Hong Kong Prepares For Handover
Exuberant but also nervous, this city of 6.3 million residents prepared Sunday to celebrate its independence from Britain at midnight tonight, when the Union Jack will be permanently lowered after 156 years and the territory will revert to Chinese rule.
The party mood was marked by music, food and a flurry of last-minute shopping, particularly for newly fashionable clothing inspired by traditional Chinese styles.
The nervousness was expressed in a smattering of protests by civil rights advocates, who are highly suspicious of China’s Communist government and fear that Beijing will crush the limited democracy introduced at the last minute by the departing colonial power.
“If we return to China under democracy and freedom, we will be happy,” said Tony Cheung, 52, a schoolteacher who attended a public forum near the harbor in Kowloon at which pro-democracy leaders urged residents to stand firm for their freedoms.

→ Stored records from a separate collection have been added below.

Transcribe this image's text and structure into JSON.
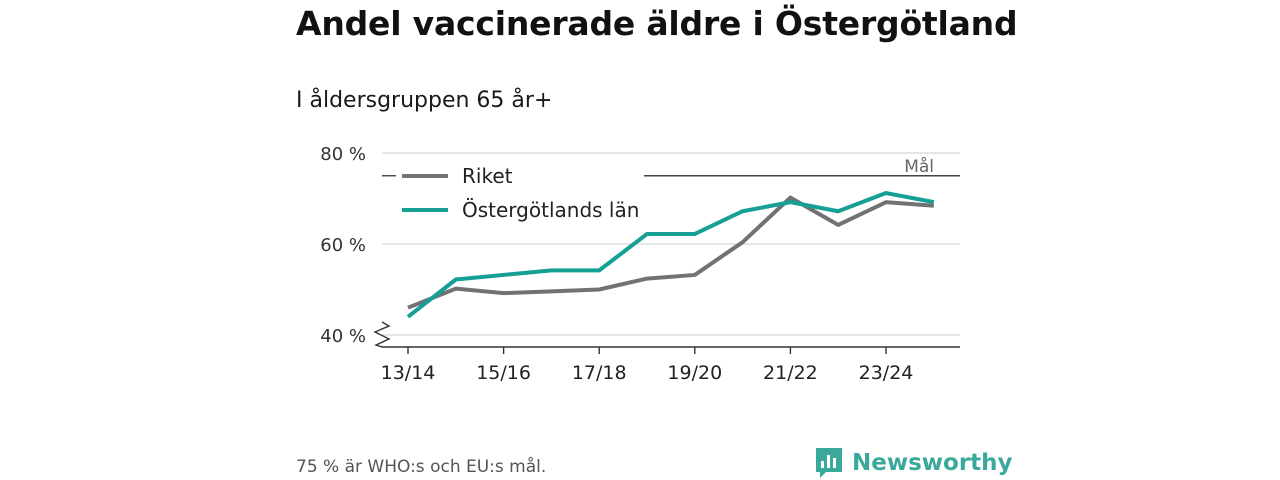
{
  "chart_data": {
    "type": "line",
    "title": "Andel vaccinerade äldre i Östergötland",
    "subtitle": "I åldersgruppen 65 år+",
    "x": [
      0,
      1,
      2,
      3,
      4,
      5,
      6,
      7,
      8,
      9,
      10,
      11
    ],
    "x_tick_labels": [
      {
        "x": 0,
        "label": "13/14"
      },
      {
        "x": 2,
        "label": "15/16"
      },
      {
        "x": 4,
        "label": "17/18"
      },
      {
        "x": 6,
        "label": "19/20"
      },
      {
        "x": 8,
        "label": "21/22"
      },
      {
        "x": 10,
        "label": "23/24"
      }
    ],
    "y_ticks": [
      40,
      60,
      80
    ],
    "y_tick_labels": [
      "40 %",
      "60 %",
      "80 %"
    ],
    "ylim": [
      37.5,
      80
    ],
    "y_axis_broken": true,
    "series": [
      {
        "name": "Riket",
        "color": "#727276",
        "values": [
          46,
          50.2,
          49.2,
          49.6,
          50,
          52.4,
          53.2,
          60.4,
          70.2,
          64.2,
          69.2,
          68.4
        ]
      },
      {
        "name": "Östergötlands län",
        "color": "#159f95",
        "values": [
          44,
          52.2,
          53.2,
          54.2,
          54.2,
          62.2,
          62.2,
          67.2,
          69.2,
          67.2,
          71.2,
          69.2
        ]
      }
    ],
    "target": {
      "value": 75,
      "label": "Mål"
    },
    "legend_position": "top-left",
    "grid": true
  },
  "footnote": "75 % är WHO:s och EU:s mål.",
  "brand": {
    "name": "Newsworthy",
    "icon": "newsworthy-logo-icon",
    "color": "#3aa99c"
  }
}
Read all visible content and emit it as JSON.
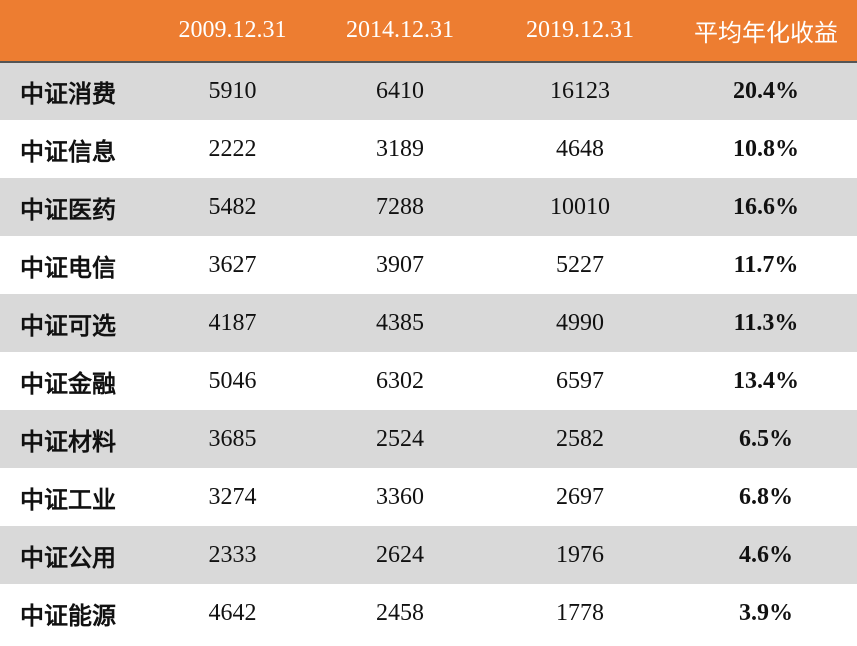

Mindful of the anxieties of many in Hong Kong, Chinese President Jiang Zemin Sunday repeated his pledge that the Communist regime would respect the autonomy it has promised the territory, which has been ruled since 1841 by Britain. The British seized Hong Kong after defeating the Chinese in the Opium Wars, fought after the Qing emperor forbade British merchants to sell the drug to his subjects.